Discover historic resort that's a great place for families

Torbay Weekly

Teignmouth is Devon’s second oldest resort - after Exmouth - and has everything you could wish for if you're a family with young children seeking a traditional British seaside holiday.

As well a pier, superb seafront playgrounds, children’s entertainers, stunning floral displays, interesting back streets it not only boasts a ‘front beach’ - it has a back beach too!

The town has a rich history not least as the scene of the last foreign invasion of Britain - in 1690 - when the French razed the town to the ground.
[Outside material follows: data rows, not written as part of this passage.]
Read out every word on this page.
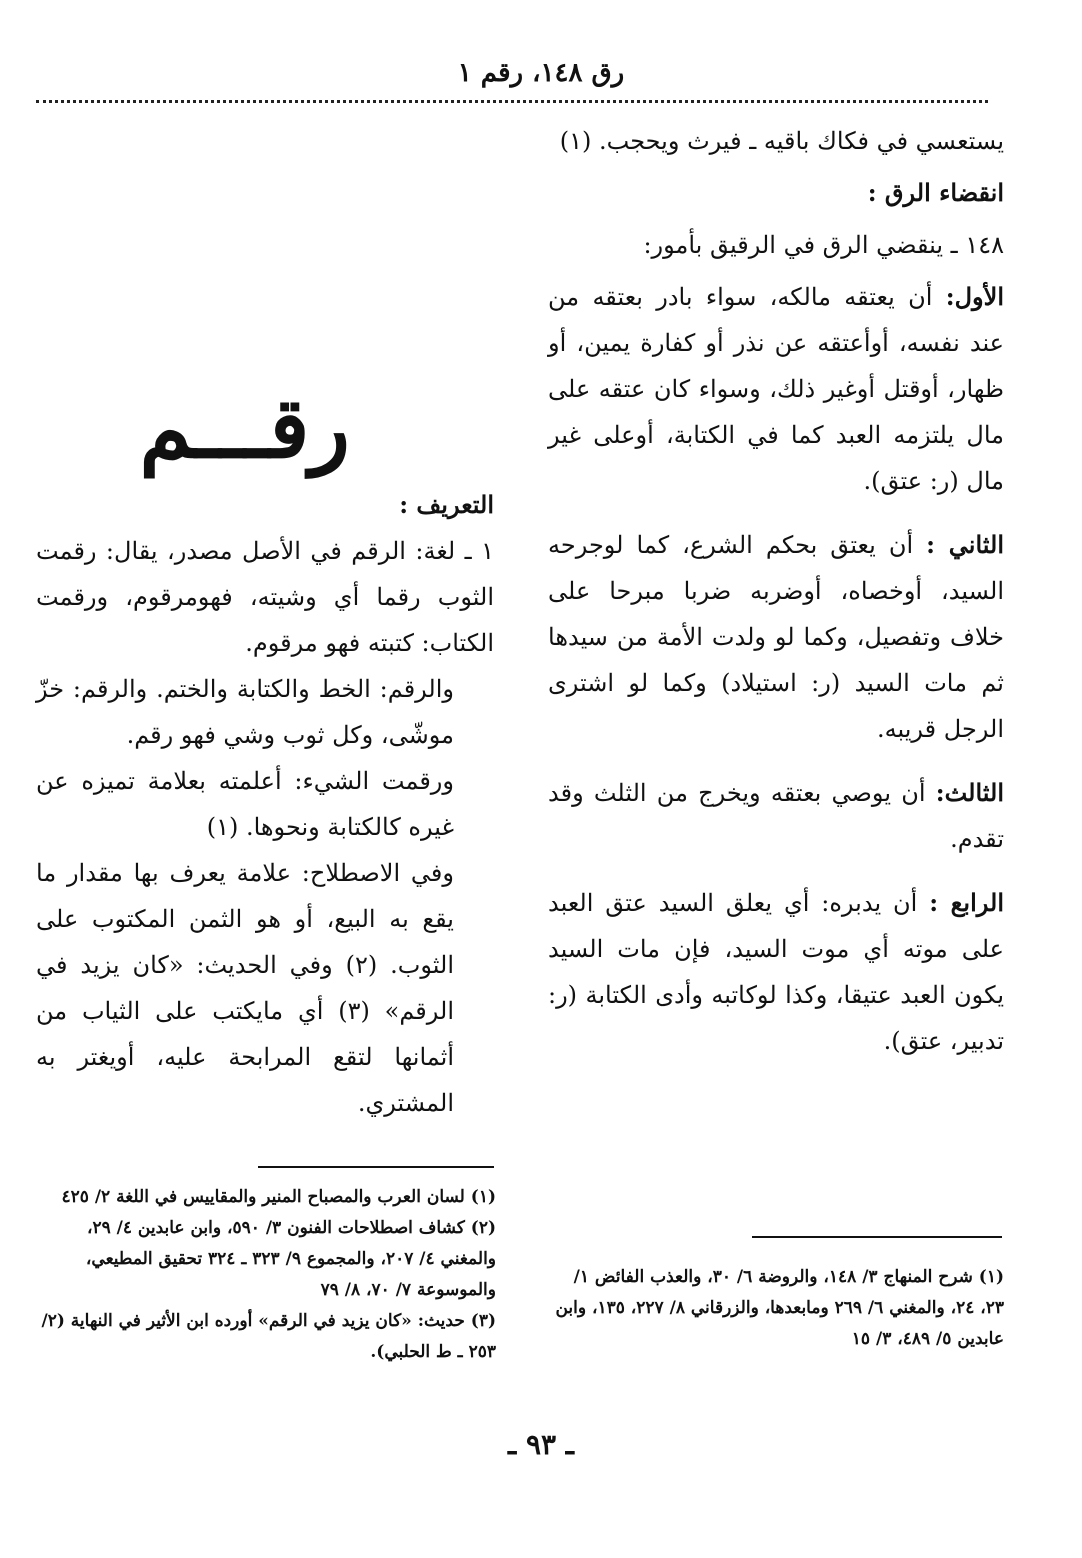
رق ١٤٨، رقم ١

يستعسي في فكاك باقيه ـ فيرث ويحجب. (١)

انقضاء الرق :

١٤٨ ـ ينقضي الرق في الرقيق بأمور:

الأول: أن يعتقه مالكه، سواء بادر بعتقه من عند نفسه، أوأعتقه عن نذر أو كفارة يمين، أو ظهار، أوقتل أوغير ذلك، وسواء كان عتقه على مال يلتزمه العبد كما في الكتابة، أوعلى غير مال (ر: عتق).

الثاني : أن يعتق بحكم الشرع، كما لوجرحه السيد، أوخصاه، أوضربه ضربا مبرحا على خلاف وتفصيل، وكما لو ولدت الأمة من سيدها ثم مات السيد (ر: استيلاد) وكما لو اشترى الرجل قريبه.

الثالث: أن يوصي بعتقه ويخرج من الثلث وقد تقدم.

الرابع : أن يدبره: أي يعلق السيد عتق العبد على موته أي موت السيد، فإن مات السيد يكون العبد عتيقا، وكذا لوكاتبه وأدى الكتابة (ر: تدبير، عتق).

رقـــم

التعريف :

١ ـ لغة: الرقم في الأصل مصدر، يقال: رقمت الثوب رقما أي وشيته، فهومرقوم، ورقمت الكتاب: كتبته فهو مرقوم.

والرقم: الخط والكتابة والختم. والرقم: خزّ موشّى، وكل ثوب وشي فهو رقم.

ورقمت الشيء: أعلمته بعلامة تميزه عن غيره كالكتابة ونحوها. (١)

وفي الاصطلاح: علامة يعرف بها مقدار ما يقع به البيع، أو هو الثمن المكتوب على الثوب. (٢) وفي الحديث: «كان يزيد في الرقم» (٣) أي مايكتب على الثياب من أثمانها لتقع المرابحة عليه، أويغتر به المشتري.

(١) شرح المنهاج ٣/ ١٤٨، والروضة ٦/ ٣٠، والعذب الفائض ١/ ٢٣، ٢٤، والمغني ٦/ ٢٦٩ ومابعدها، والزرقاني ٨/ ٢٢٧، ١٣٥، وابن عابدين ٥/ ٤٨٩، ٣/ ١٥

(١) لسان العرب والمصباح المنير والمقاييس في اللغة ٢/ ٤٢٥

(٢) كشاف اصطلاحات الفنون ٣/ ٥٩٠، وابن عابدين ٤/ ٢٩، والمغني ٤/ ٢٠٧، والمجموع ٩/ ٣٢٣ ـ ٣٢٤ تحقيق المطيعي، والموسوعة ٧/ ٧٠، ٨/ ٧٩

(٣) حديث: «كان يزيد في الرقم» أورده ابن الأثير في النهاية (٢/ ٢٥٣ ـ ط الحلبي).

ـ ٩٣ ـ
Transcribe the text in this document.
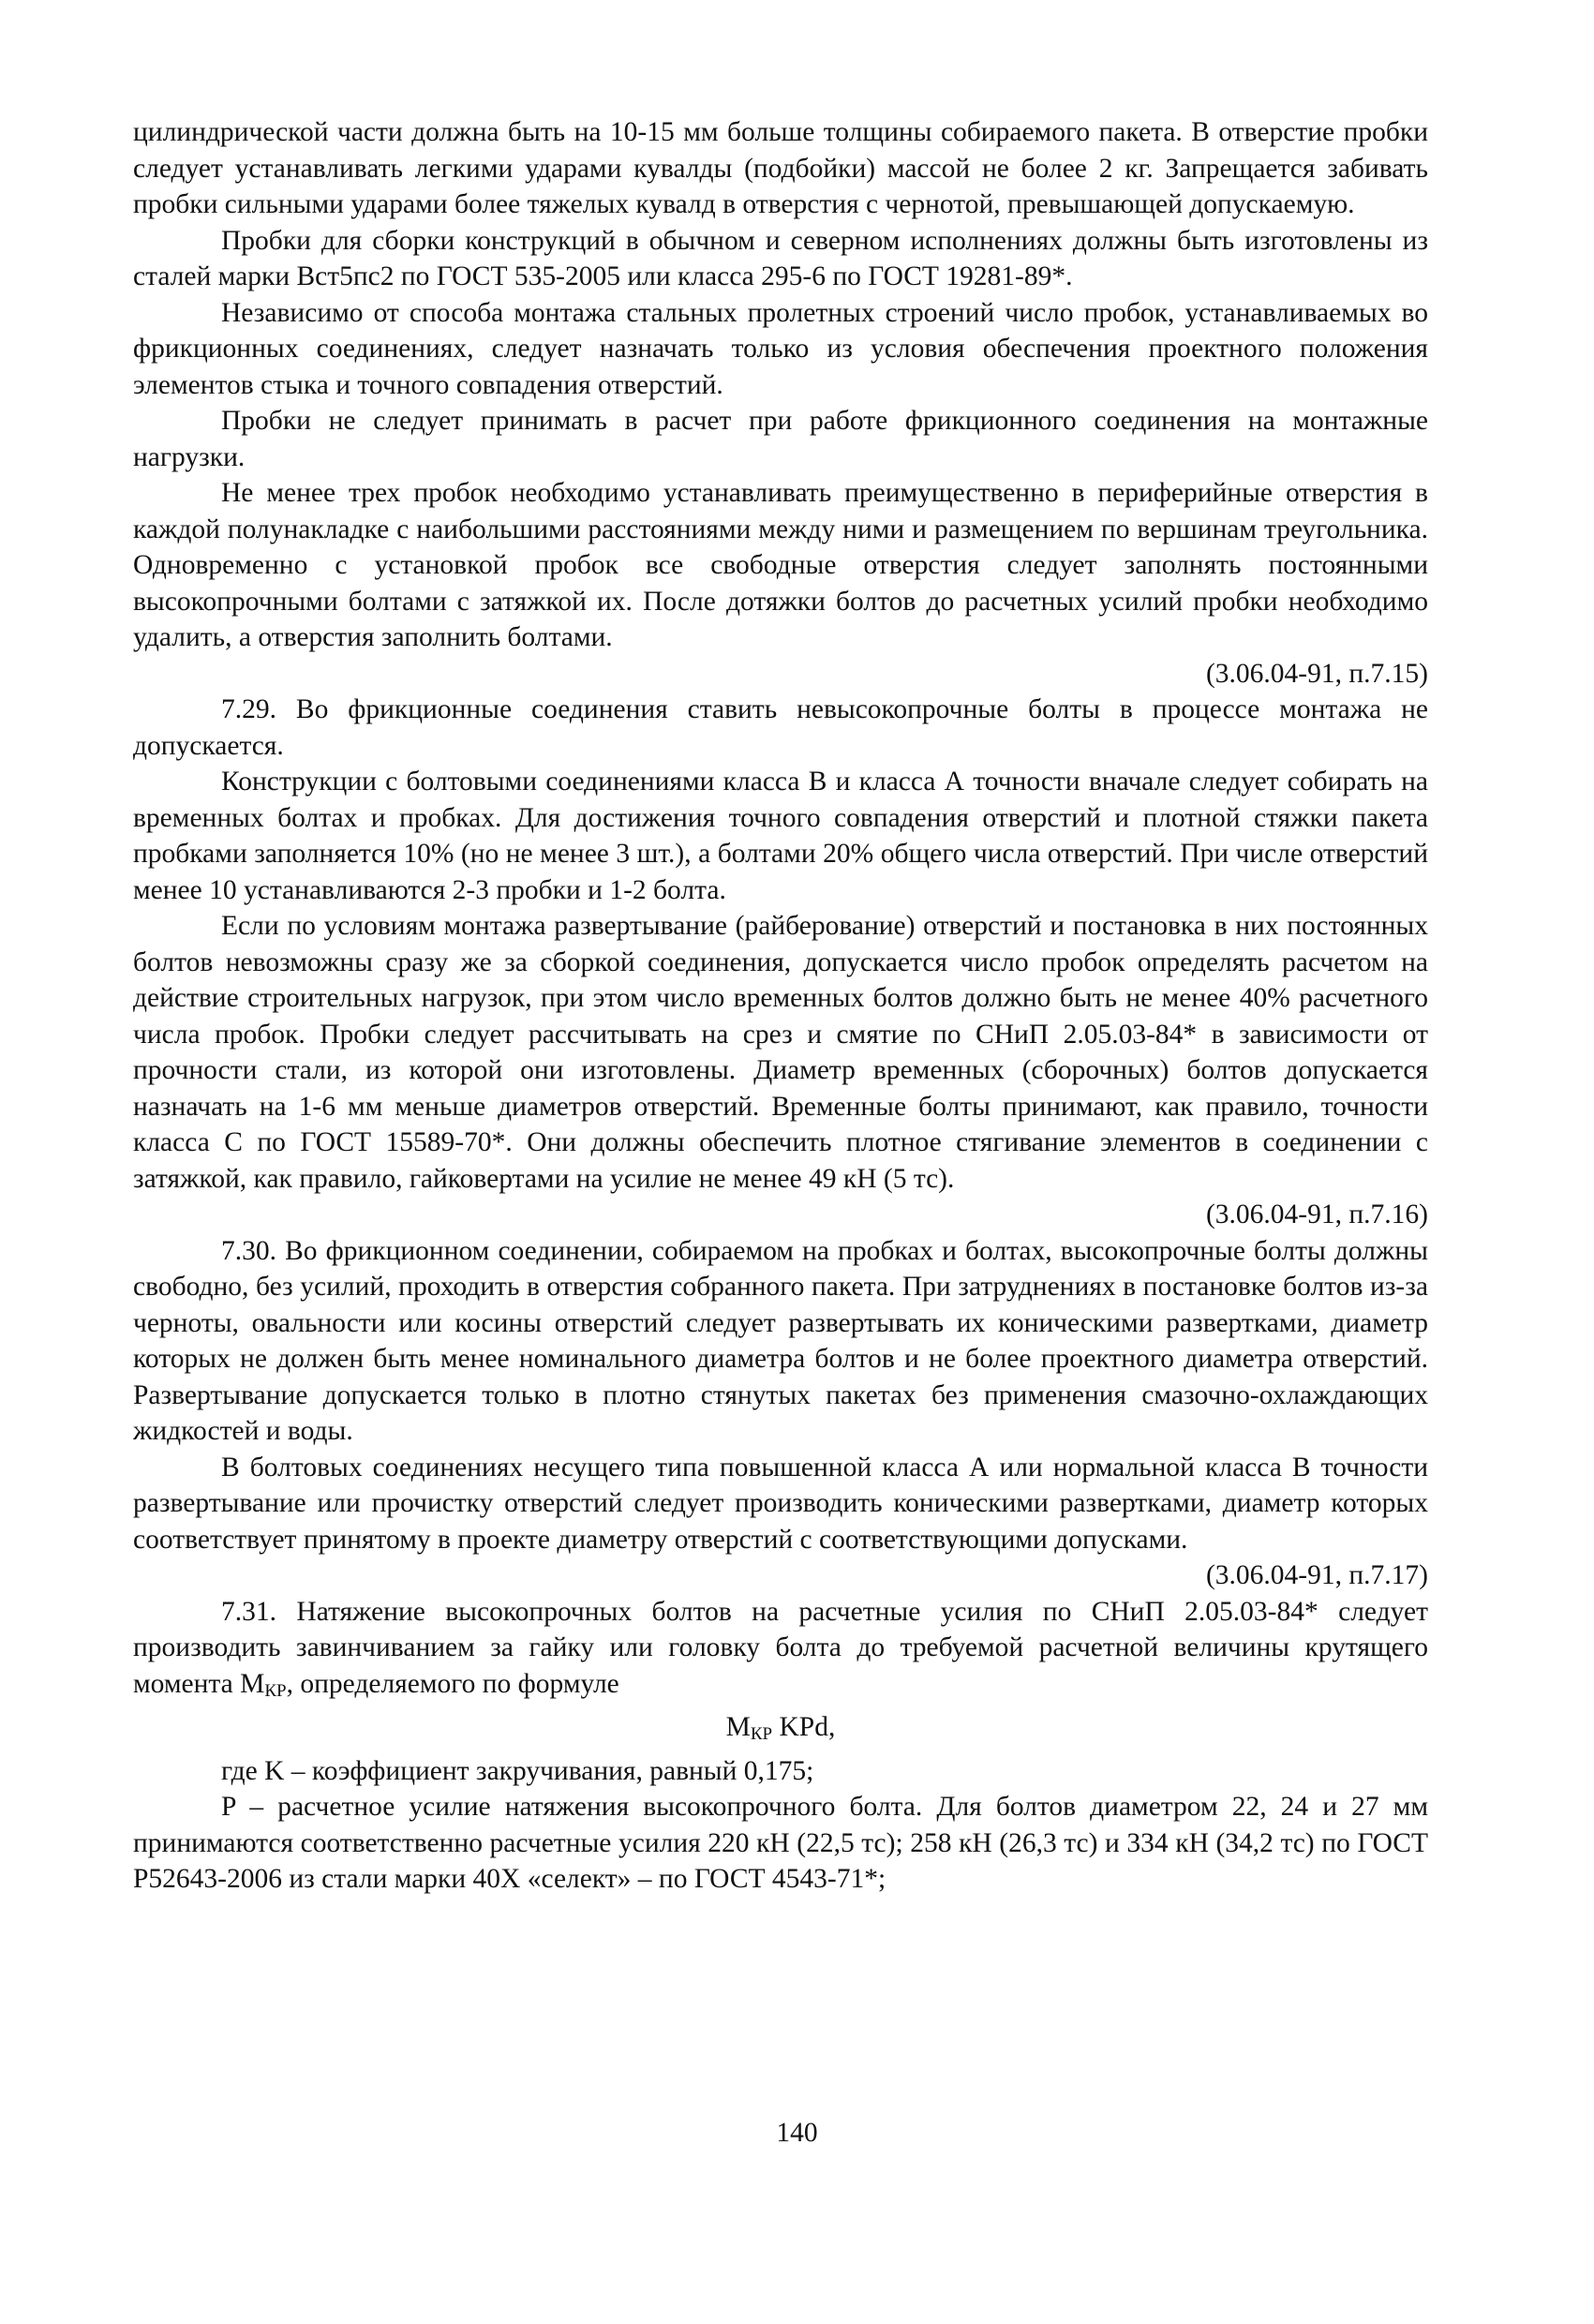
цилиндрической части должна быть на 10-15 мм больше толщины собираемого пакета. В отверстие пробки следует устанавливать легкими ударами кувалды (подбойки) массой не более 2 кг. Запрещается забивать пробки сильными ударами более тяжелых кувалд в отверстия с чернотой, превышающей допускаемую.

Пробки для сборки конструкций в обычном и северном исполнениях должны быть изготовлены из сталей марки Вст5пс2 по ГОСТ 535-2005 или класса 295-6 по ГОСТ 19281-89*.

Независимо от способа монтажа стальных пролетных строений число пробок, устанавливаемых во фрикционных соединениях, следует назначать только из условия обеспечения проектного положения элементов стыка и точного совпадения отверстий.

Пробки не следует принимать в расчет при работе фрикционного соединения на монтажные нагрузки.

Не менее трех пробок необходимо устанавливать преимущественно в периферийные отверстия в каждой полунакладке с наибольшими расстояниями между ними и размещением по вершинам треугольника. Одновременно с установкой пробок все свободные отверстия следует заполнять постоянными высокопрочными болтами с затяжкой их. После дотяжки болтов до расчетных усилий пробки необходимо удалить, а отверстия заполнить болтами.

(3.06.04-91, п.7.15)

7.29. Во фрикционные соединения ставить невысокопрочные болты в процессе монтажа не допускается.

Конструкции с болтовыми соединениями класса В и класса А точности вначале следует собирать на временных болтах и пробках. Для достижения точного совпадения отверстий и плотной стяжки пакета пробками заполняется 10% (но не менее 3 шт.), а болтами 20% общего числа отверстий. При числе отверстий менее 10 устанавливаются 2-3 пробки и 1-2 болта.

Если по условиям монтажа развертывание (райберование) отверстий и постановка в них постоянных болтов невозможны сразу же за сборкой соединения, допускается число пробок определять расчетом на действие строительных нагрузок, при этом число временных болтов должно быть не менее 40% расчетного числа пробок. Пробки следует рассчитывать на срез и смятие по СНиП 2.05.03-84* в зависимости от прочности стали, из которой они изготовлены. Диаметр временных (сборочных) болтов допускается назначать на 1-6 мм меньше диаметров отверстий. Временные болты принимают, как правило, точности класса С по ГОСТ 15589-70*. Они должны обеспечить плотное стягивание элементов в соединении с затяжкой, как правило, гайковертами на усилие не менее 49 кН (5 тс).

(3.06.04-91, п.7.16)

7.30. Во фрикционном соединении, собираемом на пробках и болтах, высокопрочные болты должны свободно, без усилий, проходить в отверстия собранного пакета. При затруднениях в постановке болтов из-за черноты, овальности или косины отверстий следует развертывать их коническими развертками, диаметр которых не должен быть менее номинального диаметра болтов и не более проектного диаметра отверстий. Развертывание допускается только в плотно стянутых пакетах без применения смазочно-охлаждающих жидкостей и воды.

В болтовых соединениях несущего типа повышенной класса А или нормальной класса В точности развертывание или прочистку отверстий следует производить коническими развертками, диаметр которых соответствует принятому в проекте диаметру отверстий с соответствующими допусками.

(3.06.04-91, п.7.17)

7.31. Натяжение высокопрочных болтов на расчетные усилия по СНиП 2.05.03-84* следует производить завинчиванием за гайку или головку болта до требуемой расчетной величины крутящего момента $М_{КР}$, определяемого по формуле

$М_{КР}$ KPd,

где K – коэффициент закручивания, равный 0,175;

P – расчетное усилие натяжения высокопрочного болта. Для болтов диаметром 22, 24 и 27 мм принимаются соответственно расчетные усилия 220 кН (22,5 тс); 258 кН (26,3 тс) и 334 кН (34,2 тс) по ГОСТ Р52643-2006 из стали марки 40Х «селект» – по ГОСТ 4543-71*;

140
It also has strong links with a much-loved romantic poet as well as one of our greatest marine artists  - not to mention rock superstars Muse who paid homage to their hometown with a concert on The Den in 2009!

The History Trail is an easy and enjoyable way to discover more about Teignmouth and a map is available from the excellent Teignmouth and Shaldon Museum in French Street.

The trail starts at one of the town’s two parish churches, St Michael’s on Den Promenade.

Some 200 yards offshore lies the Church Rocks Wreck - a late 16th century armed cargo vessel, believed to be Venetian, discovered by a 13-year-old local boy in 1975. Several artefacts can be seen in the museum.

Further along the promenade is the 600ft pier, built in 1865 for £8,000 and enlarged 25 years later to accommodate a new landing stage for pleasure craft and a ballroom that was demolished in 1975.

Looking back across the Den you will see the Royal Court Apartments, formerly the Royal Hotel where The Beatles stayed in 1967 while filming The Magical Mystery Tour.

The Den, scene of that Muse concert, features many activities for youngsters and there is a lot going on here at the moment, including a Punch and Judy Show and a free pop-up art gallery.

At the end of the promenade is the South Devon’s first lifeboat station, built in 1845, and now home to the inshore lifeboat.

On your right Morgan’s Quay Flats are on the site of the Morgan Giles Shipyard, famous worldwide for building luxury yachts and motor cruisers.

Head towards the Shaldon ferry and turn right along the back beach to the New Quay Inn, formerly The Newfoundland Fishery - a reminder that, as early as the 16th century local fishermen crossed the North Atlantic to fish for cod off Newfoundland.

At the rear of the inn you'll find a board displaying John Keats’ poem, Teignmouth. The poet stayed in Northumberland Place when visiting his brothers George and Tom in 1818.

Another nearby 16th century inn, the Jolly Sailor, was originally The Ferry Boat as the ferry once ran from here.

The walk ends at the former home of one of the nation’s greatest marine artists, Thomas Luny (1759-1837) whose work can be viewed in the museum.